Mas un día, el bondadoso peregrino de la palabra consoladora, del consejo acertado y de la ayuda desinteresada desapareció para siempre de Benasque, sin dejar ningún rastro, ningún indicio. Aunque indagaron por todas las casas, nadie le había visto partir, y en los pueblos y caseríos de los alrededores tampoco supo dar nadie razón de él. Era como si no hubiera existido, como si no hubiera vivido con ellos, como si se tratara de un sueño colectivo.

Durante bastante tiempo, en los corros de la plaza y en todas las casas de Benasque todo fue hacerse cábalas acerca de la identidad de aquel hombre bueno, que tantas cosas sabía de la vida y de la obra de san Marcial: de sus curaciones milagrosas, de cómo aplacaba las más mortíferas epidemias, de qué manera resucitaba a los muertos...

Por fin, como no acertaban a darse una explicación verosímil, llegaron a pensar que aquel hombre inigualable sólo podía ser sobrenatural. Sin duda alguna, aquel peregrino únicamente podía ser un santo auténtico. De serlo, como estaban ya seguros, no podía ser otro que el propio san Marcial, y así se cree todavía.

[Ballarín Cornel, Ángel, Civilización pirenaica, págs. 127-131.]

264. EL TÚNEL BAJO EL EBRO


264. EL TÚNEL BAJO EL EBRO (SIGLO ¿XV? ESCATRÓN)

264. EL TÚNEL BAJO EL EBRO (SIGLO ¿XV? ESCATRÓN)


Sin saber por qué, Juan, que estaba pescando tranquilamente a la orilla del río Ebro, se vio rodeado por sorpresa por varios soldados y, sin recibir ninguna explicación, fue a dar con sus huesos al calabozo. No sabía qué delito se le imputaba ni de qué tenía que defenderse. Lo que sí supo es que estaba encerrado en una sala de la iglesia-fortaleza de San Javier de Escatrón.
Cuando se hizo de noche, en la calma y en la soledad de su celda, creyó oír un ruido de pasos en la calle y se acercó a la ventana para observar lo que sucedía. 

Así es cómo pudo contemplar una larga fila de monjes que caminaban raudos y en silencio absoluto, hecho al que en aquel instante no dio ninguna importancia.
Al día siguiente, aunque sin recibir tampoco explicación alguna, fue puesto en libertad, al parecer por haber sido detenido el culpable de no se sabe qué delito. 

Fue a casa a tranquilizar a los suyos, pero en el camino recordó la procesión de monjes y cayó en la cuenta de que en la iglesia de San Javier no había más allá de cuatro o cinco. ¿Quiénes eran los demás? ¿Qué hacían allí?

Cuando llegó la noche siguiente, intrigado por saber a qué podía deberse la presencia de tanto monje junto, se apostó en una iglesia cercana.
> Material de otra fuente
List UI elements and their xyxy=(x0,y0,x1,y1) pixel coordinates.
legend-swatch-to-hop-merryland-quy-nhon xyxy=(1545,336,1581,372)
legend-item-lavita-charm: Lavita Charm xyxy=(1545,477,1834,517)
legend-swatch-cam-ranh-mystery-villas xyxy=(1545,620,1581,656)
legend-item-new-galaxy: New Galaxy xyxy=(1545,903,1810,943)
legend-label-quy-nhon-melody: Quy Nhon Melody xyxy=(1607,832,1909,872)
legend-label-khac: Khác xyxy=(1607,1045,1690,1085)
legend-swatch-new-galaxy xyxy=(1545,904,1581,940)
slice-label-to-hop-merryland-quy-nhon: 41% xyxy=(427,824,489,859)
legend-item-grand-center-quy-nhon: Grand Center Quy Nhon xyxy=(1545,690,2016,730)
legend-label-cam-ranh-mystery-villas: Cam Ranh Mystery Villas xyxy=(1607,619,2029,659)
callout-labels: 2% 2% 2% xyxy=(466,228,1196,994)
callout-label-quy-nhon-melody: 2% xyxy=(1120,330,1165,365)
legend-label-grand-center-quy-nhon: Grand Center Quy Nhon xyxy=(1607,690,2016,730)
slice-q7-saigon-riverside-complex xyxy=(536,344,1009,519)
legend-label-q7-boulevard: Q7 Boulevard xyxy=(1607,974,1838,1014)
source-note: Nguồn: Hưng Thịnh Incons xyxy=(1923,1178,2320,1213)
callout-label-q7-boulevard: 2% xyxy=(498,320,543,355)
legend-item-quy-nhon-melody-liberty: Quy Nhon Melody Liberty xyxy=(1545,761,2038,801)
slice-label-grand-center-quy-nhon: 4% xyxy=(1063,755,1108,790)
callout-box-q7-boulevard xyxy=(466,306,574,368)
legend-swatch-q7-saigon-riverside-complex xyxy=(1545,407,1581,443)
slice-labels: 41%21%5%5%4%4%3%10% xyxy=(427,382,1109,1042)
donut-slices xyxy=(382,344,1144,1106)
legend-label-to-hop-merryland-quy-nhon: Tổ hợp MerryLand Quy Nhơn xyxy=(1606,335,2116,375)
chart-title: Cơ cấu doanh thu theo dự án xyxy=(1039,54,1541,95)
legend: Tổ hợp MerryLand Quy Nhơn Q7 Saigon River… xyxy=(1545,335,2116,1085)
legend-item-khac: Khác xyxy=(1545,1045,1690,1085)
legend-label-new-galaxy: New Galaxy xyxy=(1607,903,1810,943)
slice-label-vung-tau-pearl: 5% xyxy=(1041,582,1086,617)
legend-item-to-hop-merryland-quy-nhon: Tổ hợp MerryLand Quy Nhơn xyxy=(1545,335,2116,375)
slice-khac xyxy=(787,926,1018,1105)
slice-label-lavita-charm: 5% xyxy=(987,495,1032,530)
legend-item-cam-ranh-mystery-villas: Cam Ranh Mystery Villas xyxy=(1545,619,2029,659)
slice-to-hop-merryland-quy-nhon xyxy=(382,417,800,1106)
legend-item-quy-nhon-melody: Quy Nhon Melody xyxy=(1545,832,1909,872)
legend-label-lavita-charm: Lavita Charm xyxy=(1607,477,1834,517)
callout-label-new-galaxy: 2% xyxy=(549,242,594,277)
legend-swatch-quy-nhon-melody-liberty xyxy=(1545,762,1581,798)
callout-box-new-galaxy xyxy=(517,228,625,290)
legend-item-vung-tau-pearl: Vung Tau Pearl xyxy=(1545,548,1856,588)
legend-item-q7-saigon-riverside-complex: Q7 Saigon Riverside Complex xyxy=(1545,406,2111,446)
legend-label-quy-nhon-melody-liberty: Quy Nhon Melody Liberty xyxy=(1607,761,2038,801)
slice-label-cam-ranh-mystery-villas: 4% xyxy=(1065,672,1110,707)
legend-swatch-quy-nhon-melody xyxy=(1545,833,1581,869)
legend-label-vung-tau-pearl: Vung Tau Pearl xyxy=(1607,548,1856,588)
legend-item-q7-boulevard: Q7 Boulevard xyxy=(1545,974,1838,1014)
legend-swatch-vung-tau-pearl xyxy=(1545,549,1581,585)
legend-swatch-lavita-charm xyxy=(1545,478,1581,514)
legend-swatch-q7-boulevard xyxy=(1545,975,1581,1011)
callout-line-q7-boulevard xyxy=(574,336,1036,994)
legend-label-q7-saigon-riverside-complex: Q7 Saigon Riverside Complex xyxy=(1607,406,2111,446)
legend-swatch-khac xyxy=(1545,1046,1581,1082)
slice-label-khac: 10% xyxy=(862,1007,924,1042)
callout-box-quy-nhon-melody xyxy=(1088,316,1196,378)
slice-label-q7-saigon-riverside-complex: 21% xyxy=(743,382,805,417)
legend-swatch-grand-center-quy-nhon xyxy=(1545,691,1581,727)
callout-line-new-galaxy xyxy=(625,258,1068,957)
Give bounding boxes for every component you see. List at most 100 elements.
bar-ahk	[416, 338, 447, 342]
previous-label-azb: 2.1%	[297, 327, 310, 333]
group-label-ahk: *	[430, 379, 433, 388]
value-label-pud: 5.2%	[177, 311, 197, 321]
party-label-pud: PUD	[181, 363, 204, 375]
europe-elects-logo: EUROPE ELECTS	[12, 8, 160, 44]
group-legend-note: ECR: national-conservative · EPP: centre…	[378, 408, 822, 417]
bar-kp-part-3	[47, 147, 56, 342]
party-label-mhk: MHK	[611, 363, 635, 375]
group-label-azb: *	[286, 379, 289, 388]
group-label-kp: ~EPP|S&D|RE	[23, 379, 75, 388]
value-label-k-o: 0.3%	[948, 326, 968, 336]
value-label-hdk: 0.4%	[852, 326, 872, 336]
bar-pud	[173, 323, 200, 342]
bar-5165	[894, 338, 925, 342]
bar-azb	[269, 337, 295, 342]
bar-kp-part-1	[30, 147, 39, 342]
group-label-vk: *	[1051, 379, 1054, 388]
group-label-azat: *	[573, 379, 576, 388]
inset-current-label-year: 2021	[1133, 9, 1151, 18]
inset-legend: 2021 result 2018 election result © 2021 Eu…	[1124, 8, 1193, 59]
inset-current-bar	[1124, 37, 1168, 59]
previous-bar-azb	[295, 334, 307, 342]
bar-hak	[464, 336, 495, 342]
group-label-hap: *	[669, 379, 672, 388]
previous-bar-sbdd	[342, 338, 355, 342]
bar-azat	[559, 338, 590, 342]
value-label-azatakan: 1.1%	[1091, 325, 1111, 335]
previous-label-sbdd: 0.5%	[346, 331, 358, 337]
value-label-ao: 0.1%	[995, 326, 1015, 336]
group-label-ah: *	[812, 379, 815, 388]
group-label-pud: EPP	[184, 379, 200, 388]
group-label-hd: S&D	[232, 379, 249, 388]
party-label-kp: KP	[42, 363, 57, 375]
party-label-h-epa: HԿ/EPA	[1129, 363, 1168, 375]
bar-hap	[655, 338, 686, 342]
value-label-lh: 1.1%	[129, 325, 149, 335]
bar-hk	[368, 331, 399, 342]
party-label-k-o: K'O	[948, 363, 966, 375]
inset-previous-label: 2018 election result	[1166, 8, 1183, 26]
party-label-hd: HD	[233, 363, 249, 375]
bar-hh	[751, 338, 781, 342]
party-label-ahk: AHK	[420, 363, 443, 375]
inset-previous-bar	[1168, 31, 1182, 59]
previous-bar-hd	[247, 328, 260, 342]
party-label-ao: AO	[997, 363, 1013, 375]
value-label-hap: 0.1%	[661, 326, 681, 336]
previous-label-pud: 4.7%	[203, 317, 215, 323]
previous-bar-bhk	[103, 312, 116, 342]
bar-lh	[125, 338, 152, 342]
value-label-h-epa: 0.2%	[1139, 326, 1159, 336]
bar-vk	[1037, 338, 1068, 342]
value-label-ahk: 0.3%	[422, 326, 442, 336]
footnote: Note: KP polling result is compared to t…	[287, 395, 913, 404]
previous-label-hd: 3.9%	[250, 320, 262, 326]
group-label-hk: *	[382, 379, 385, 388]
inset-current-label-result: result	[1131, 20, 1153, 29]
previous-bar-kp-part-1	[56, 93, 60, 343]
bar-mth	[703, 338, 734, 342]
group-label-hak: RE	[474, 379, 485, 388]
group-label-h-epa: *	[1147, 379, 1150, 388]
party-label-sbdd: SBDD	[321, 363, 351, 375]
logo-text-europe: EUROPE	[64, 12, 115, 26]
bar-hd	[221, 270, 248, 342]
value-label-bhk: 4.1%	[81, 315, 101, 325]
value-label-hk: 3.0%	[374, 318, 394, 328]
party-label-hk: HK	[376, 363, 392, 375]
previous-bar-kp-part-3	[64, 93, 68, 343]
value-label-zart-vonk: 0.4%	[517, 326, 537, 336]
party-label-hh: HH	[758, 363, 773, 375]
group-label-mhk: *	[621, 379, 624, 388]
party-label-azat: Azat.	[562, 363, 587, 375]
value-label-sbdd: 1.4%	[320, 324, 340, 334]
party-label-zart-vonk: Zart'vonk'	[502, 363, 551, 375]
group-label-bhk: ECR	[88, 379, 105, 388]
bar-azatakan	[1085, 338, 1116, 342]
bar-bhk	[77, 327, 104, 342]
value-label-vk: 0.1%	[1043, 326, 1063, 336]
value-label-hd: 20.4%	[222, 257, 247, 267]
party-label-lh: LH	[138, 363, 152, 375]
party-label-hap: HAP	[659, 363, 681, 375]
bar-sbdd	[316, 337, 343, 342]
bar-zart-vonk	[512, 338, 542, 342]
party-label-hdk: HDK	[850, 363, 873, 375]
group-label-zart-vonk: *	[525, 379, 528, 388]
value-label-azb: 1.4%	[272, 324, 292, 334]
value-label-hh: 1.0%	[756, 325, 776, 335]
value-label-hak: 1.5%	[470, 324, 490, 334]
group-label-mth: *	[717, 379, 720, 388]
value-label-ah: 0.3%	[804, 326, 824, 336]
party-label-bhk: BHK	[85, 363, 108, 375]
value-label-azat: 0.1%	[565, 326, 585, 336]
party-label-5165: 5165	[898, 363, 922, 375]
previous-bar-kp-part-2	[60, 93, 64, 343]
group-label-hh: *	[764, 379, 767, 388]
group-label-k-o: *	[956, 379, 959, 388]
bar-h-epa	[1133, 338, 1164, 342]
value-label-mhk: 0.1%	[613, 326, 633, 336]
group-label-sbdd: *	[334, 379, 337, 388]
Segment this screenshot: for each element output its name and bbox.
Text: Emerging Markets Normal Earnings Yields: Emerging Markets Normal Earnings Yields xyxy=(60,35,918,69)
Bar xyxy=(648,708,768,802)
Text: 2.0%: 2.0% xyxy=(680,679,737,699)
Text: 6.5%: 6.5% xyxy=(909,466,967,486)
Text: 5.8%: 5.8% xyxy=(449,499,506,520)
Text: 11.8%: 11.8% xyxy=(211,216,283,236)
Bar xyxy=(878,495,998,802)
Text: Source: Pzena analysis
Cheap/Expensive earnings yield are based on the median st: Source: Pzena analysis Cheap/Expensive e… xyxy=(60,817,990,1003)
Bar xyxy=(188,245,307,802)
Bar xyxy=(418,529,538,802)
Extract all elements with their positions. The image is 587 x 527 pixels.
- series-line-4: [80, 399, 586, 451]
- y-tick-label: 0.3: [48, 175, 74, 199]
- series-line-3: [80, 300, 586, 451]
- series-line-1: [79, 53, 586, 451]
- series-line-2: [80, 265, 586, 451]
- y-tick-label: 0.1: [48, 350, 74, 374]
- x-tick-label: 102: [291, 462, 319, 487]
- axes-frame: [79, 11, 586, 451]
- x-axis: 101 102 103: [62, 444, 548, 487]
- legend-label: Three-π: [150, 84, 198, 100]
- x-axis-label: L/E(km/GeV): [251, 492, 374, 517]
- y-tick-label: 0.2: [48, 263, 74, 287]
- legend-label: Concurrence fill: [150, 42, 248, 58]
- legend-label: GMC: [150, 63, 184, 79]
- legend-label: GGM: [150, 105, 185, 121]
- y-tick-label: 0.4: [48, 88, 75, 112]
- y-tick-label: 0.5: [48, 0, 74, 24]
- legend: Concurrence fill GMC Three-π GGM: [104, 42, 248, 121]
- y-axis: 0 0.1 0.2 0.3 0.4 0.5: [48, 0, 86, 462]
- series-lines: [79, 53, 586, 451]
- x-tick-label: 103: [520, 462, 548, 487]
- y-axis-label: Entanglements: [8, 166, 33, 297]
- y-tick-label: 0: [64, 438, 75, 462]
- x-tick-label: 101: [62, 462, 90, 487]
A las doce en punto, un nutrido grupo de frailes entró en San Javier. Decidió esperar cuanto hiciera falta, hasta que, al despuntar el alba, los frailesabandonaron la iglesia con gran sigilo. Naturalmente les siguió. Tras recorrer algunas calles, la comitiva frailuna entró en una casa.

El hecho se repitió día tras día: a la media noche, los frailes iban a San Javier; al amanecer, regresaban a la casa en la que permanecían hasta la media noche. No entendía nada, hasta que entre los religiosos reconoció a un fraile del monasterio de Rueda. Entonces supo lo que ocurría. Los monjes pasaban al monasterio, por debajo del río Ebro, a través de un túnel que salía de la casa.

[Aldea Gimeno, Santiago, «Cuentos...», C.E.C., VII (1982), 61-62.]